Thanks for all the technical details! So much going on... so much to learn!
I didn't know/remember that suggester only works on titles and redirects.
Then, obviously, using just that would be great! That's gotta be a 98%+
reduction in text.
I like your reasonable process—it's quite reasonable!
You asked about which wikis to look at. Are en, fr, de, it and es the ones
we can best read? (I'm okay with that to start, by the way—it optimizes
developer time.) By number of zero-result queries from my 500K sample, the
top five are en, de, pt, ja, and ru—though that sample is small. By overall
size, it's en, sv, de, nl, and fr. Clearly enwiki dominates, and I'm
guessing the performance will differ across languages—so I don't have a
clear suggestion here. But enwiki makes sense because it's the biggest on
every front, and itwiki, because it does the most interesting crosswiki
stuff.
Hmm. Is enwiki big enough to drag everything else along if it's very
beneficial there?
We have some technical restrictions here, if we activate this settings on
one wiki we'll need to reindex most of the wikis
because we have cross-wiki
searches.
wikiA can query wikiB's index, if wikiB index is not updated with correct
settings the query will fail.
...
So it's hard to work with mixed settings with the
current architecture :(
I'm a bit confused. Will elasticsearch do really bad things if you ask it
to search in a way that isn't enabled on a particular index? Does fail mean
zero results, or does it waste lots of CPU and start throwing errors? Is
there a reasonable way to assess what features a query needs and whether a
given index supports those features? Sounds terribly ugly, but I had to ask.
Note that we will not be able to measure things like :
search is a better than samech for the query saerch.
This seems impossible to check without human review.
We could do another
run with queries where a suggestion was found and generate a diff that will
be reviewed by hand:
user_query: saerch
prod_suggestion: samech
with_reverse: search
Are you thinking of manual review of the suggestions, or of a diff of the
results of the suggestions? I'm assuming just looking at the terms—I feel
that a fluent speaker could easily tell that search is better than samech
just by looking at the words. (So I could help review in English, at least.)
That said, there are two things I can think of that would make for at least
a weak heuristic: edit distance and frequency.
Since there only going to be a small number of suggestions in each case,
running full edit distance on them offline wouldn't be too costly. There
are many versions of edit distance you could use.

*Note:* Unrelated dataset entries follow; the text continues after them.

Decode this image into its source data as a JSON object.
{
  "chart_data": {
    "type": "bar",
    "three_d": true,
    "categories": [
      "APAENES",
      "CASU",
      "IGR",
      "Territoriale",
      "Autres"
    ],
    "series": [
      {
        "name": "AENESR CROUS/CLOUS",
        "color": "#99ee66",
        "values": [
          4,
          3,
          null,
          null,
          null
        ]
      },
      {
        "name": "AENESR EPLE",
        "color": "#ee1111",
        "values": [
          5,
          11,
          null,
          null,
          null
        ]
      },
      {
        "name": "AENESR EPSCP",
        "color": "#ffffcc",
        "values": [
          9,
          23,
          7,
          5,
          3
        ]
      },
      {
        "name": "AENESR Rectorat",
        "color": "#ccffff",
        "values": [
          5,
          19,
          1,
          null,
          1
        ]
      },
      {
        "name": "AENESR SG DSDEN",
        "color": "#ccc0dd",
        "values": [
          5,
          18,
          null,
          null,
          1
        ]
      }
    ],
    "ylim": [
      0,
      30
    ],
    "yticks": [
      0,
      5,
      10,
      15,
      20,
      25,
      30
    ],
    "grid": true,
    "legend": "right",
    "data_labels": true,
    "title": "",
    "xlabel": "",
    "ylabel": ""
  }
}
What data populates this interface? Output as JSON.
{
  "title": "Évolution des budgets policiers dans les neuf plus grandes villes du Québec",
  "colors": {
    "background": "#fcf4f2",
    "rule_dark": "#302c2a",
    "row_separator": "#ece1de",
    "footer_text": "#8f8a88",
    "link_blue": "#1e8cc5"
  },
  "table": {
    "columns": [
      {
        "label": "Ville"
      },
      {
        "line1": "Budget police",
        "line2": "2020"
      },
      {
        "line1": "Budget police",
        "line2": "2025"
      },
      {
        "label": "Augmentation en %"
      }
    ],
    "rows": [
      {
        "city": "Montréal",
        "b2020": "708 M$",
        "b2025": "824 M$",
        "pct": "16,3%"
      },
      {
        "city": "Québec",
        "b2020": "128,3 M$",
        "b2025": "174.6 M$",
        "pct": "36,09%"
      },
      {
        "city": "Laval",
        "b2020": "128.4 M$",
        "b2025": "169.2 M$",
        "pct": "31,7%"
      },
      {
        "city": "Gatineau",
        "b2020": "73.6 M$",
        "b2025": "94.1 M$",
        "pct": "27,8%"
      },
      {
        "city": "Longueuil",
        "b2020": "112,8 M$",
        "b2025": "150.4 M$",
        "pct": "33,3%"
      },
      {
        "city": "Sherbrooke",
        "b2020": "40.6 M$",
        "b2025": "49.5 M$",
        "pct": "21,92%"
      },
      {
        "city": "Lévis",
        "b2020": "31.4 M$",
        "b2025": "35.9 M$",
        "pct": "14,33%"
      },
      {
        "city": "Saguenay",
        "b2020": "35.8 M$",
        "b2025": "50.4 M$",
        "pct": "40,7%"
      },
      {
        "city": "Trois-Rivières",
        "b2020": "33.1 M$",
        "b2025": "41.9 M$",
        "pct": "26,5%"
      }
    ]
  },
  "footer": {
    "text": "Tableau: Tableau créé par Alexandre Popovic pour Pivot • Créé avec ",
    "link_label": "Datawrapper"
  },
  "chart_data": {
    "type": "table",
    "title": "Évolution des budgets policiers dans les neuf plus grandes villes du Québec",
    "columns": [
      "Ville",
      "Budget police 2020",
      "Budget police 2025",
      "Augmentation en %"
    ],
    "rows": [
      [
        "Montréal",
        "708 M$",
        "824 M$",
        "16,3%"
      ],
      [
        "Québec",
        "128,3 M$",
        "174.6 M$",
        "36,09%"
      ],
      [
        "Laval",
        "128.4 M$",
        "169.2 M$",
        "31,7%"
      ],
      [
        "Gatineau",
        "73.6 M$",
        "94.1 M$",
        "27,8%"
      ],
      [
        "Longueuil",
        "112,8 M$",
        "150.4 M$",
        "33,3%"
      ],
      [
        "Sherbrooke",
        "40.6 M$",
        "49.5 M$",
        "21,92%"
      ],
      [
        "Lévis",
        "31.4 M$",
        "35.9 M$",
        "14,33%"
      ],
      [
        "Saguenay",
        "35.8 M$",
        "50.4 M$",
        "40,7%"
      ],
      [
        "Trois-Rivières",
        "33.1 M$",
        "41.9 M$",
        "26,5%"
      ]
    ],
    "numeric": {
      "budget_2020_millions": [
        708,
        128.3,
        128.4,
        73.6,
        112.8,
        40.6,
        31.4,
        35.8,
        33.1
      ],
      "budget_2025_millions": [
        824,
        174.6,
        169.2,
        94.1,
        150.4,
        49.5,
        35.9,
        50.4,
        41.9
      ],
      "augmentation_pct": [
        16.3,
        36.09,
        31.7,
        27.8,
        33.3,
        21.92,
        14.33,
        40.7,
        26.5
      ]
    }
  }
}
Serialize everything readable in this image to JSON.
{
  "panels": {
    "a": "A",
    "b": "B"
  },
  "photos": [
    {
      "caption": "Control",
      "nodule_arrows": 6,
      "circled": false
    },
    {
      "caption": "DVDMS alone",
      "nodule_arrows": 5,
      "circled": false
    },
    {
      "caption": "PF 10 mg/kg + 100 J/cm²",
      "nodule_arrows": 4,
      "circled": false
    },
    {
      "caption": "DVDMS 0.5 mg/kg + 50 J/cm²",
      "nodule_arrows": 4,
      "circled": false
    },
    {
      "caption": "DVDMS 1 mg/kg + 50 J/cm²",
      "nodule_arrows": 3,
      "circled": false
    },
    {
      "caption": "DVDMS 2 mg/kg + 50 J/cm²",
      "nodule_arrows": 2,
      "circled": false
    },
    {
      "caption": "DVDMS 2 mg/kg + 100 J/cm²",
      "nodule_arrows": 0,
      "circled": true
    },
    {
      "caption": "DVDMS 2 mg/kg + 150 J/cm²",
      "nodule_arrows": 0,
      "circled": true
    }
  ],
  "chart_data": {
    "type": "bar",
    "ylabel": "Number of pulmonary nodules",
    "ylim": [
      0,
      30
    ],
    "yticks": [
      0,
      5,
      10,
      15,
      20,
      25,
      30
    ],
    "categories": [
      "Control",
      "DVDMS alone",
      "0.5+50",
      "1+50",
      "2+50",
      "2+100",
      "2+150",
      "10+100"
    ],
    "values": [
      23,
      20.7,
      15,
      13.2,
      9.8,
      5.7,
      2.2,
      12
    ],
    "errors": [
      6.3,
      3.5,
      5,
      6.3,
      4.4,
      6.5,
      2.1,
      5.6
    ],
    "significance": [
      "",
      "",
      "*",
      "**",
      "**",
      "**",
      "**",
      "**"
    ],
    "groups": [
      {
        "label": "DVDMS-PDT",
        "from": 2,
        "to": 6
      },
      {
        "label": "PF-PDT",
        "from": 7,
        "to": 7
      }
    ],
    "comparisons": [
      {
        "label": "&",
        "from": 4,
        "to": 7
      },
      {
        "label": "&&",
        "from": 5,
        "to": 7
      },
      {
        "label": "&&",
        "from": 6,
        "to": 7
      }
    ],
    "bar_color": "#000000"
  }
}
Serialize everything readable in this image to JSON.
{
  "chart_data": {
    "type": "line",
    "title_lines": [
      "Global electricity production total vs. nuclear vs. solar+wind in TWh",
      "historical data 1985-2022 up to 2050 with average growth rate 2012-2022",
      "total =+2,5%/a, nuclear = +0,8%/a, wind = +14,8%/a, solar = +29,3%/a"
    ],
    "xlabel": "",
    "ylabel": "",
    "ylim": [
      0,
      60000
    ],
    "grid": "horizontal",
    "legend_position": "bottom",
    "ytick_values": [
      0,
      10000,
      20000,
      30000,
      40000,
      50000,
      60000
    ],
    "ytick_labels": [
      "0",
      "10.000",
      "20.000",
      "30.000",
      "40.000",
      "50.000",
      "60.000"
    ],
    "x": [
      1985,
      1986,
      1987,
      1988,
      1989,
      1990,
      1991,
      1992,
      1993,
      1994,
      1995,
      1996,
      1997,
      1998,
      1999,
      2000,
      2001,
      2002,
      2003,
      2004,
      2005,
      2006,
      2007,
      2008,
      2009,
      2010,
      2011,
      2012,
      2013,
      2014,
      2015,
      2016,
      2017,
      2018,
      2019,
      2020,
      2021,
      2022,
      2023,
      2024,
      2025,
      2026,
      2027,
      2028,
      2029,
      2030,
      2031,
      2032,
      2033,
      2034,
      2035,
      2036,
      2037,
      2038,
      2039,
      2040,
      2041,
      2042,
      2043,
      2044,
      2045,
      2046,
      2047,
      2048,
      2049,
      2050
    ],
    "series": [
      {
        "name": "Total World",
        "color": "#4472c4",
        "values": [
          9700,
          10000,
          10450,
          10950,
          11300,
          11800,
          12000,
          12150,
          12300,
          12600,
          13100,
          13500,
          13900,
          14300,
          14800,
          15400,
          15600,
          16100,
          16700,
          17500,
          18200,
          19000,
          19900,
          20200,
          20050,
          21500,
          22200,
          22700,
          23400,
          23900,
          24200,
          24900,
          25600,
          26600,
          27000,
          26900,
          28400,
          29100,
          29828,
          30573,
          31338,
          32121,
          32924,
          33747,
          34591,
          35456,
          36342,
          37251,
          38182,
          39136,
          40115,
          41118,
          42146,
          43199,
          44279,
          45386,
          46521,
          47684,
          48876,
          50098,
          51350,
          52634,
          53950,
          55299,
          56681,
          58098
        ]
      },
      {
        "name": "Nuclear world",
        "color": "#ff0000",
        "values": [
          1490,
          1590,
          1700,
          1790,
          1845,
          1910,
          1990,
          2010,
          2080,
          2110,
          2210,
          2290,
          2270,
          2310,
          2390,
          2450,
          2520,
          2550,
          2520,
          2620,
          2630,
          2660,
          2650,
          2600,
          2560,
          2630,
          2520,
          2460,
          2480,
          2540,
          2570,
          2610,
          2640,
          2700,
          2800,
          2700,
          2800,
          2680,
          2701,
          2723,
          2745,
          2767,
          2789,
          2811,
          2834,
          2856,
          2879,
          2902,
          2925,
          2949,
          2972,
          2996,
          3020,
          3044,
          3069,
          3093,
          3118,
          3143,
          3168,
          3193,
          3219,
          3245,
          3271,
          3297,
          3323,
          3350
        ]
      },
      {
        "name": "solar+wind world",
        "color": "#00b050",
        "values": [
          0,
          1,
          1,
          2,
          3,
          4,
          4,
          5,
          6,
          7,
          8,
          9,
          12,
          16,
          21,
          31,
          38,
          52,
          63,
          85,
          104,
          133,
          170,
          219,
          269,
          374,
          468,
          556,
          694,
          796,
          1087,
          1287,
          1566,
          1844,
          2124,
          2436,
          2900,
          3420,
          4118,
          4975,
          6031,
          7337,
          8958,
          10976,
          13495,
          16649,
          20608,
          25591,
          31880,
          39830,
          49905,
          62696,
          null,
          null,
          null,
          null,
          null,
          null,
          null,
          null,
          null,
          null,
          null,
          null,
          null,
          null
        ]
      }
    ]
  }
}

With plain dumb E.D.,
these are both distance 2, but with reversals counting less than a full
insert + delete, "search" is better than "samech". You can also do
more
generic weighted edit distance to allow typos (x is more likely for z than
p for z) or likely spelling errors (mixing up vowels or double vs single
letters) to count less.
As for frequency, you could look at overall term frequency or document
frequency in the index, or if that's too expensive, get a generic frequency
list for the language in question. "search" is clearly better than
"samech"
by any frequency metric.
We could take hand-reviewed results (seems like it'd be quick work—I'd do a
pile from enwiki) as training data to fit a model that would allow us to
predict which suggestions are likely to be better.
If/when we do roll it out to production, we could obviously further test by
giving multiple suggestions and seeing which ones users like.
—Trey